In verses 10 to 15 you find again the contrast which we get so often in these Psalms, the contrast between men of the world and the man of faith. He describes the men of the world, men who live for self, “They are inclosed in their own fat: with their mouth they speak proudly.” They are haughty men, they are enemies of righteousness. “They have now compassed us in our steps: they have set their eyes bowing down to the earth.” They are like their master for “the devil, as a roaring lion, walketh about, seeking whom he may devour” (1 Peter 5:8). “Like as a lion that is greedy of his prey, and as it were a young lion lurking in secret places. Arise, O Lord, hinder him.” It is really little more than “hinder,” it means to get there first before the enemy can do anything. “Cast him down.” But notice how he speaks of these wicked men, “Deliver my soul from the wicked, which is thy sword. From the men which are thy hand.” One reason God tolerates wicked men in the world instead of sending them to hell is that He uses them as His scourge for the righteous when they need a whipping. That is why the prophet calls them, “Thy sword.” You remember God said, He raised up Nebuchadnezzar to come against the people to punish them. He uses the ungodly to test, to try, and to restrain His own people.

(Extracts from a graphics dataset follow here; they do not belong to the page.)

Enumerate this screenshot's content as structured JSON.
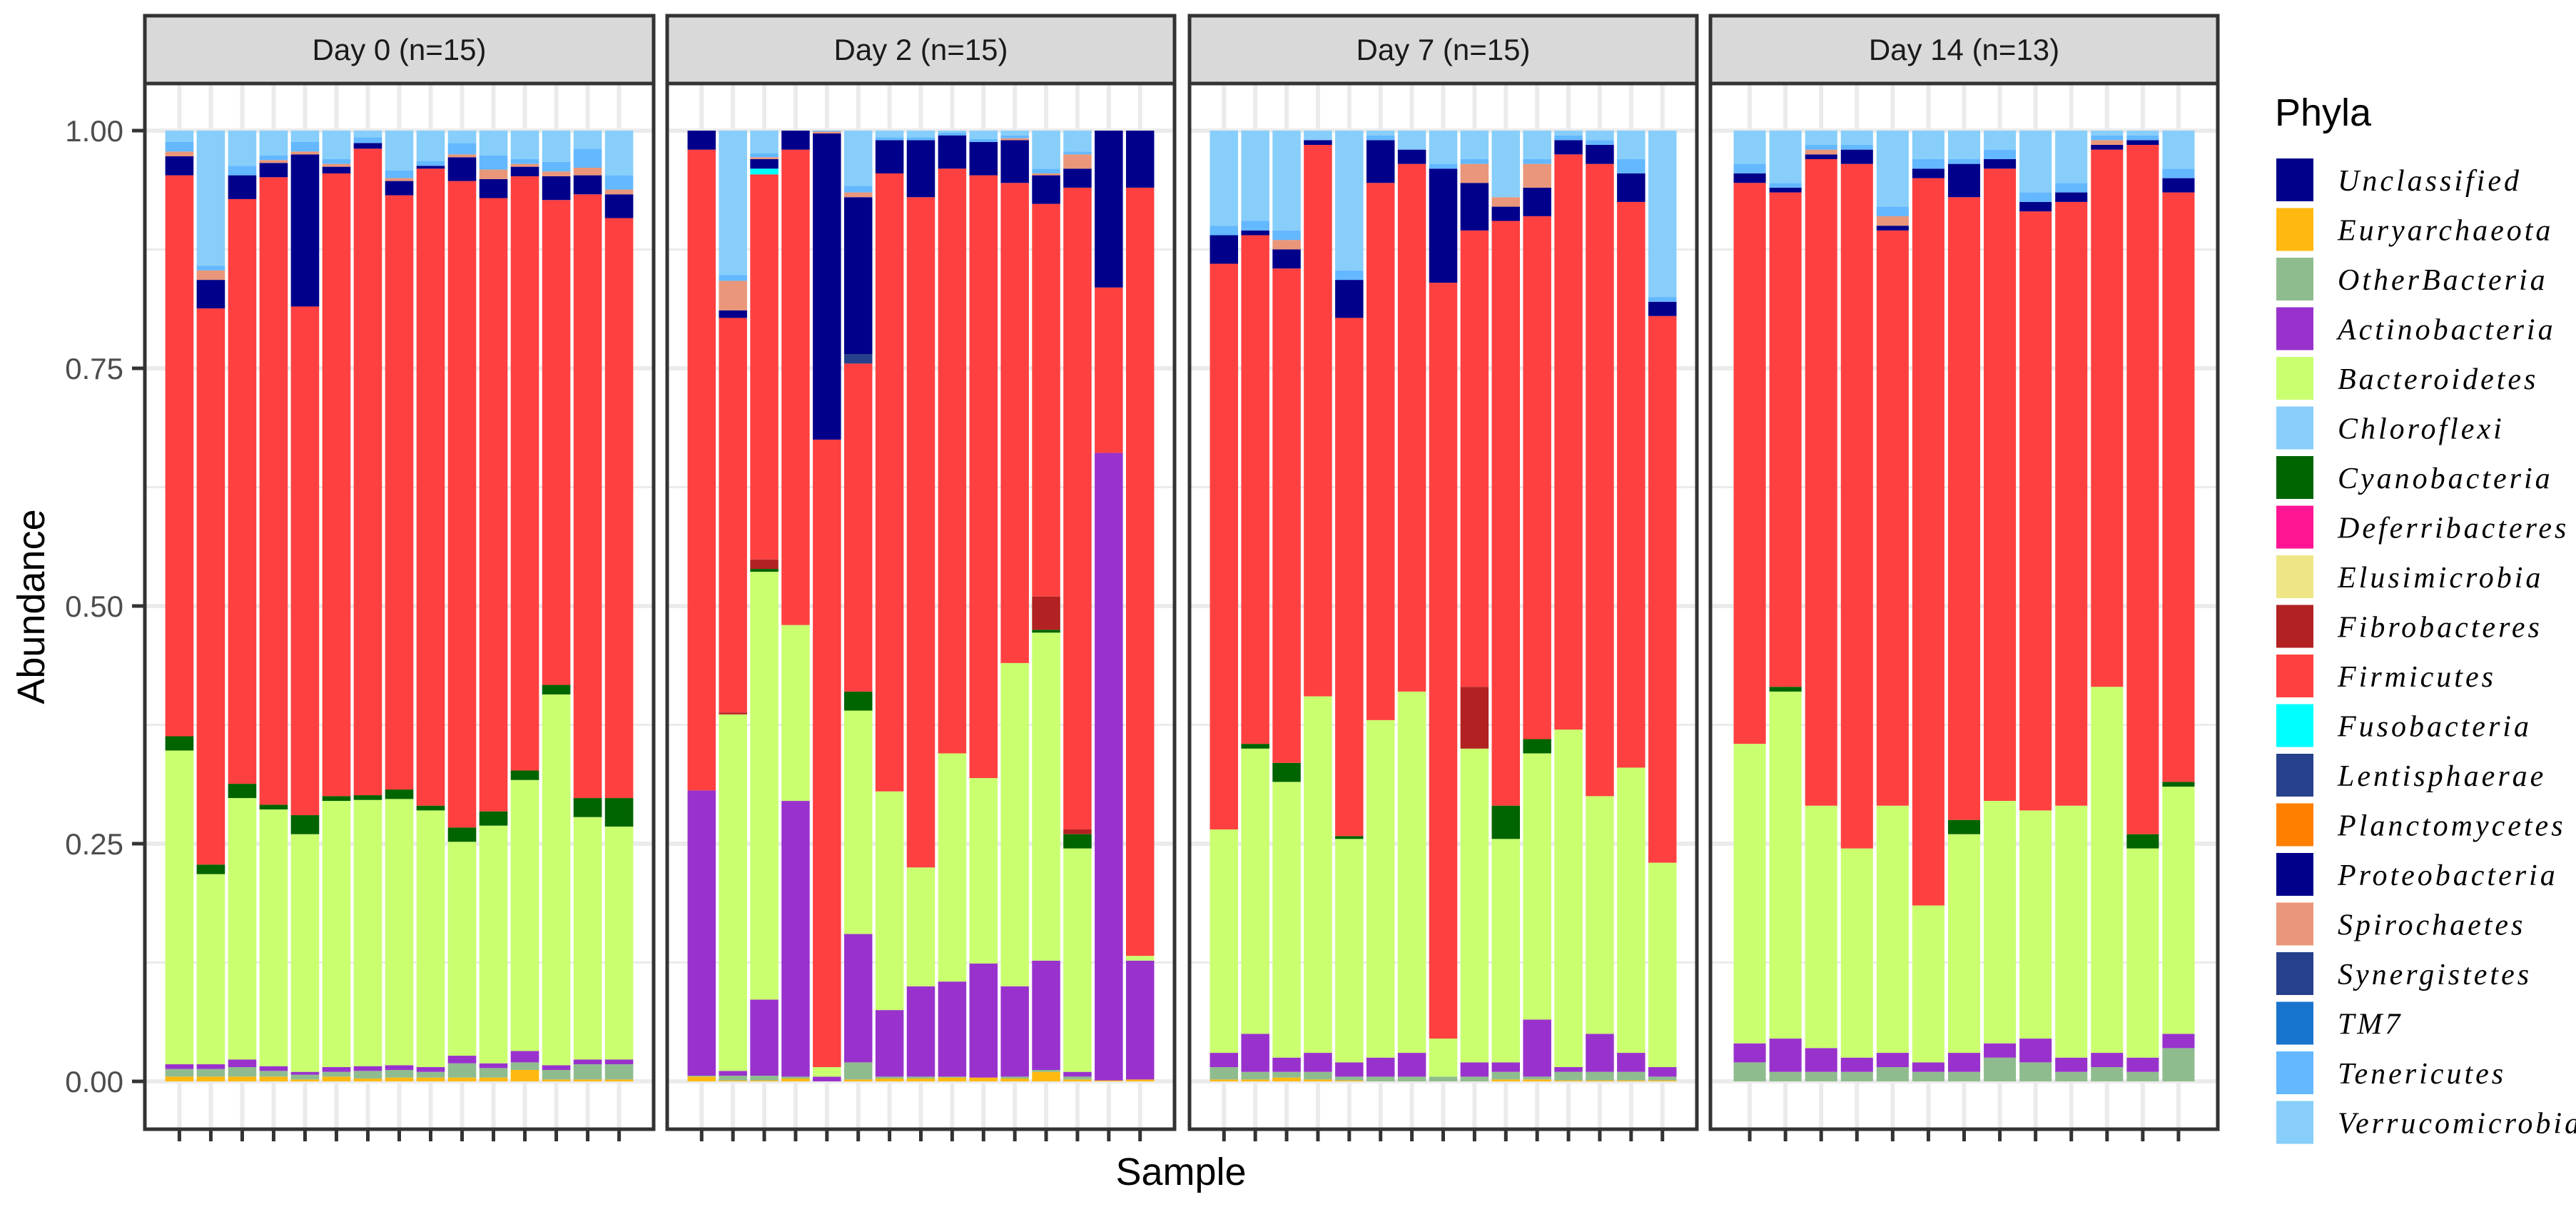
{
  "chart_data": {
    "type": "bar",
    "stacked": true,
    "title": "",
    "xlabel": "Sample",
    "ylabel": "Abundance",
    "ylim": [
      0,
      1
    ],
    "yticks": [
      "0.00",
      "0.25",
      "0.50",
      "0.75",
      "1.00"
    ],
    "ytick_values": [
      0,
      0.25,
      0.5,
      0.75,
      1.0
    ],
    "grid": true,
    "legend": {
      "title": "Phyla",
      "placement": "right",
      "entries": [
        {
          "name": "Unclassified",
          "color": "#00008B"
        },
        {
          "name": "Euryarchaeota",
          "color": "#FFB90F"
        },
        {
          "name": "OtherBacteria",
          "color": "#8FBC8F"
        },
        {
          "name": "Actinobacteria",
          "color": "#9932CC"
        },
        {
          "name": "Bacteroidetes",
          "color": "#CAFF70"
        },
        {
          "name": "Chloroflexi",
          "color": "#87CEFA"
        },
        {
          "name": "Cyanobacteria",
          "color": "#006400"
        },
        {
          "name": "Deferribacteres",
          "color": "#FF1493"
        },
        {
          "name": "Elusimicrobia",
          "color": "#EEE685"
        },
        {
          "name": "Fibrobacteres",
          "color": "#B22222"
        },
        {
          "name": "Firmicutes",
          "color": "#FF4040"
        },
        {
          "name": "Fusobacteria",
          "color": "#00FFFF"
        },
        {
          "name": "Lentisphaerae",
          "color": "#27408B"
        },
        {
          "name": "Planctomycetes",
          "color": "#FF7F00"
        },
        {
          "name": "Proteobacteria",
          "color": "#00008B"
        },
        {
          "name": "Spirochaetes",
          "color": "#E9967A"
        },
        {
          "name": "Synergistetes",
          "color": "#27408B"
        },
        {
          "name": "TM7",
          "color": "#1874CD"
        },
        {
          "name": "Tenericutes",
          "color": "#63B8FF"
        },
        {
          "name": "Verrucomicrobia",
          "color": "#87CEFA"
        }
      ]
    },
    "stack_order": [
      "Euryarchaeota",
      "OtherBacteria",
      "Actinobacteria",
      "Bacteroidetes",
      "Cyanobacteria",
      "Fibrobacteres",
      "Firmicutes",
      "Fusobacteria",
      "Lentisphaerae",
      "Proteobacteria",
      "Spirochaetes",
      "Tenericutes",
      "Verrucomicrobia"
    ],
    "facets": [
      {
        "title": "Day 0 (n=15)",
        "samples": [
          [
            0.005,
            0.008,
            0.005,
            0.33,
            0.015,
            0,
            0.59,
            0,
            0,
            0.02,
            0.005,
            0.01,
            0.012
          ],
          [
            0.005,
            0.008,
            0.005,
            0.2,
            0.01,
            0,
            0.585,
            0,
            0,
            0.03,
            0.01,
            0.005,
            0.142
          ],
          [
            0.005,
            0.01,
            0.008,
            0.275,
            0.015,
            0,
            0.615,
            0,
            0,
            0.025,
            0,
            0.01,
            0.037
          ],
          [
            0.005,
            0.006,
            0.005,
            0.27,
            0.005,
            0,
            0.66,
            0,
            0,
            0.015,
            0.003,
            0.005,
            0.026
          ],
          [
            0.002,
            0.005,
            0.003,
            0.25,
            0.02,
            0,
            0.535,
            0,
            0,
            0.16,
            0.003,
            0.01,
            0.012
          ],
          [
            0.005,
            0.005,
            0.005,
            0.28,
            0.005,
            0,
            0.655,
            0,
            0,
            0.007,
            0.003,
            0.005,
            0.03
          ],
          [
            0.003,
            0.008,
            0.005,
            0.28,
            0.005,
            0,
            0.68,
            0,
            0,
            0.006,
            0,
            0.006,
            0.007
          ],
          [
            0.004,
            0.008,
            0.005,
            0.28,
            0.01,
            0,
            0.625,
            0,
            0,
            0.015,
            0.003,
            0.008,
            0.042
          ],
          [
            0.004,
            0.006,
            0.005,
            0.27,
            0.005,
            0,
            0.67,
            0,
            0,
            0.003,
            0,
            0.005,
            0.032
          ],
          [
            0.004,
            0.015,
            0.008,
            0.225,
            0.015,
            0,
            0.68,
            0,
            0,
            0.025,
            0.003,
            0.012,
            0.013
          ],
          [
            0.004,
            0.01,
            0.005,
            0.25,
            0.015,
            0,
            0.645,
            0,
            0,
            0.02,
            0.01,
            0.015,
            0.026
          ],
          [
            0.012,
            0.008,
            0.012,
            0.285,
            0.01,
            0,
            0.625,
            0,
            0,
            0.01,
            0.003,
            0.005,
            0.03
          ],
          [
            0.002,
            0.01,
            0.005,
            0.39,
            0.01,
            0,
            0.51,
            0,
            0,
            0.025,
            0.005,
            0.01,
            0.033
          ],
          [
            0.002,
            0.016,
            0.005,
            0.255,
            0.02,
            0,
            0.635,
            0,
            0,
            0.02,
            0.008,
            0.02,
            0.019
          ],
          [
            0.002,
            0.016,
            0.005,
            0.245,
            0.03,
            0,
            0.61,
            0,
            0,
            0.025,
            0.005,
            0.015,
            0.047
          ]
        ]
      },
      {
        "title": "Day 2 (n=15)",
        "samples": [
          [
            0.005,
            0.001,
            0.3,
            0,
            0,
            0,
            0.674,
            0,
            0,
            0.02,
            0,
            0,
            0
          ],
          [
            0.001,
            0.005,
            0.005,
            0.375,
            0,
            0.002,
            0.415,
            0,
            0,
            0.008,
            0.031,
            0.006,
            0.152
          ],
          [
            0.001,
            0.005,
            0.08,
            0.45,
            0.003,
            0.01,
            0.405,
            0.006,
            0,
            0.01,
            0.002,
            0.004,
            0.024
          ],
          [
            0.003,
            0.002,
            0.29,
            0.185,
            0,
            0,
            0.5,
            0,
            0,
            0.02,
            0,
            0,
            0
          ],
          [
            0,
            0,
            0.005,
            0.01,
            0,
            0,
            0.66,
            0,
            0,
            0.322,
            0.002,
            0.001,
            0
          ],
          [
            0.002,
            0.018,
            0.135,
            0.235,
            0.02,
            0,
            0.345,
            0,
            0.01,
            0.165,
            0.005,
            0.007,
            0.058
          ],
          [
            0.003,
            0.002,
            0.07,
            0.23,
            0,
            0,
            0.65,
            0,
            0,
            0.035,
            0,
            0.003,
            0.007
          ],
          [
            0.003,
            0.002,
            0.095,
            0.125,
            0,
            0,
            0.705,
            0,
            0,
            0.06,
            0,
            0.003,
            0.007
          ],
          [
            0.004,
            0.001,
            0.1,
            0.24,
            0,
            0,
            0.615,
            0,
            0,
            0.035,
            0,
            0.003,
            0.002
          ],
          [
            0.004,
            0,
            0.12,
            0.195,
            0,
            0,
            0.634,
            0,
            0,
            0.035,
            0,
            0.003,
            0.009
          ],
          [
            0.003,
            0.002,
            0.095,
            0.34,
            0,
            0,
            0.505,
            0,
            0,
            0.045,
            0.002,
            0.003,
            0.005
          ],
          [
            0.01,
            0.002,
            0.115,
            0.345,
            0.003,
            0.035,
            0.413,
            0,
            0,
            0.03,
            0.002,
            0.005,
            0.04
          ],
          [
            0.002,
            0.003,
            0.005,
            0.235,
            0.015,
            0.005,
            0.675,
            0,
            0,
            0.02,
            0.015,
            0.003,
            0.022
          ],
          [
            0.001,
            0,
            0.66,
            0,
            0,
            0,
            0.174,
            0,
            0,
            0.165,
            0,
            0,
            0
          ],
          [
            0.002,
            0,
            0.125,
            0.005,
            0,
            0,
            0.808,
            0,
            0,
            0.06,
            0,
            0,
            0
          ]
        ]
      },
      {
        "title": "Day 7 (n=15)",
        "samples": [
          [
            0.002,
            0.013,
            0.015,
            0.235,
            0,
            0,
            0.595,
            0,
            0,
            0.03,
            0,
            0.01,
            0.1
          ],
          [
            0.002,
            0.008,
            0.04,
            0.3,
            0.005,
            0,
            0.535,
            0,
            0,
            0.005,
            0,
            0.01,
            0.095
          ],
          [
            0.004,
            0.006,
            0.015,
            0.29,
            0.02,
            0,
            0.52,
            0,
            0,
            0.02,
            0.01,
            0.01,
            0.105
          ],
          [
            0.002,
            0.008,
            0.02,
            0.375,
            0,
            0,
            0.58,
            0,
            0,
            0.005,
            0,
            0,
            0.01
          ],
          [
            0.001,
            0.004,
            0.015,
            0.235,
            0.003,
            0,
            0.545,
            0,
            0,
            0.04,
            0,
            0.01,
            0.147
          ],
          [
            0,
            0.005,
            0.02,
            0.355,
            0,
            0,
            0.565,
            0,
            0,
            0.045,
            0,
            0.005,
            0.005
          ],
          [
            0,
            0.005,
            0.025,
            0.38,
            0,
            0,
            0.555,
            0,
            0,
            0.015,
            0,
            0,
            0.02
          ],
          [
            0,
            0.005,
            0,
            0.04,
            0,
            0,
            0.795,
            0,
            0,
            0.12,
            0,
            0.005,
            0.035
          ],
          [
            0,
            0.005,
            0.015,
            0.33,
            0,
            0.065,
            0.48,
            0,
            0,
            0.05,
            0.02,
            0.005,
            0.03
          ],
          [
            0.002,
            0.008,
            0.01,
            0.235,
            0.035,
            0,
            0.615,
            0,
            0,
            0.015,
            0.01,
            0,
            0.07
          ],
          [
            0.002,
            0.003,
            0.06,
            0.28,
            0.015,
            0,
            0.55,
            0,
            0,
            0.03,
            0.025,
            0.005,
            0.03
          ],
          [
            0.001,
            0.009,
            0.005,
            0.355,
            0,
            0,
            0.605,
            0,
            0,
            0.015,
            0,
            0.005,
            0.005
          ],
          [
            0.001,
            0.009,
            0.04,
            0.25,
            0,
            0,
            0.665,
            0,
            0,
            0.02,
            0,
            0.005,
            0.01
          ],
          [
            0.001,
            0.009,
            0.02,
            0.3,
            0,
            0,
            0.595,
            0,
            0,
            0.03,
            0,
            0.015,
            0.03
          ],
          [
            0.001,
            0.004,
            0.01,
            0.215,
            0,
            0,
            0.575,
            0,
            0,
            0.015,
            0,
            0.005,
            0.175
          ]
        ]
      },
      {
        "title": "Day 14 (n=13)",
        "samples": [
          [
            0,
            0.02,
            0.02,
            0.315,
            0,
            0,
            0.59,
            0,
            0,
            0.01,
            0,
            0.01,
            0.035
          ],
          [
            0,
            0.01,
            0.035,
            0.365,
            0.005,
            0,
            0.52,
            0,
            0,
            0.005,
            0,
            0.005,
            0.055
          ],
          [
            0,
            0.01,
            0.025,
            0.255,
            0,
            0,
            0.68,
            0,
            0,
            0.005,
            0.005,
            0.005,
            0.015
          ],
          [
            0,
            0.01,
            0.015,
            0.22,
            0,
            0,
            0.72,
            0,
            0,
            0.015,
            0,
            0.005,
            0.015
          ],
          [
            0,
            0.015,
            0.015,
            0.26,
            0,
            0,
            0.605,
            0,
            0,
            0.005,
            0.01,
            0.01,
            0.08
          ],
          [
            0,
            0.01,
            0.01,
            0.165,
            0,
            0,
            0.765,
            0,
            0,
            0.01,
            0,
            0.01,
            0.03
          ],
          [
            0,
            0.01,
            0.02,
            0.23,
            0.015,
            0,
            0.655,
            0,
            0,
            0.035,
            0,
            0.005,
            0.03
          ],
          [
            0,
            0.025,
            0.015,
            0.255,
            0,
            0,
            0.665,
            0,
            0,
            0.01,
            0,
            0.01,
            0.02
          ],
          [
            0,
            0.02,
            0.025,
            0.24,
            0,
            0,
            0.63,
            0,
            0,
            0.01,
            0,
            0.01,
            0.065
          ],
          [
            0,
            0.01,
            0.015,
            0.265,
            0,
            0,
            0.635,
            0,
            0,
            0.01,
            0,
            0.01,
            0.055
          ],
          [
            0,
            0.015,
            0.015,
            0.385,
            0,
            0,
            0.565,
            0,
            0,
            0.005,
            0.005,
            0.005,
            0.005
          ],
          [
            0,
            0.01,
            0.015,
            0.22,
            0.015,
            0,
            0.725,
            0,
            0,
            0.005,
            0,
            0.005,
            0.005
          ],
          [
            0,
            0.035,
            0.015,
            0.26,
            0.005,
            0,
            0.62,
            0,
            0,
            0.015,
            0,
            0.01,
            0.04
          ]
        ]
      }
    ]
  }
}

These men of the world, “have their portion in this life.” It is like those we read of in the Revelation. Frequently in that book we read of “them that dwell upon the earth.” That does not mean people living in this world but people who have refused the heavenly calling and have their portion down here. They are all about us, they have no interest in Heaven, they have no interest in God or His Christ. The only world they care anything about is this world. They “have their portion in this life.” And so they are satisfied with children. The word “full” really means “satisfied.” That is, when a man accumulates a great fortune he says, “I will pass it on to them,” and he just lives on in his children. But with the righteous, how different. They are willing to lay down their lives for the blessing of others if need be. As for these men of the world they leave their substance to their children and do not know what is going to become of it.
But see the contrast. David says, in verse 15, “As for me, I will behold thy face in righteousness: I shall be satisfied when I awake, with thy likeness.” There are three passages in the book of Psalms that I love to link together. They are Psalm 18:30, “As for God, his way is perfect;” Psalm 103:15, “As for man, his days are as grass;” Psalm 17:15, “As for me, I will behold thy face in righteousness: I shall be satisfied, when I awake, with thy likeness.” Notice these three statements, “As for God—as for man—as for me.” “As for God, his way is perfect.” No matter what comes I know He makes no mistake. Sickness may come, financial trouble may come, family trouble may come, Church troubles may come, and there is no trouble on Earth so bad as trouble among the people of God but no matter what happens, “as for God, his way is perfect.” But as for man, David says, I have learned not to expect much from him, “his days are as grass.” But “as for me, I will be satisfied when I awake, with thy likeness.”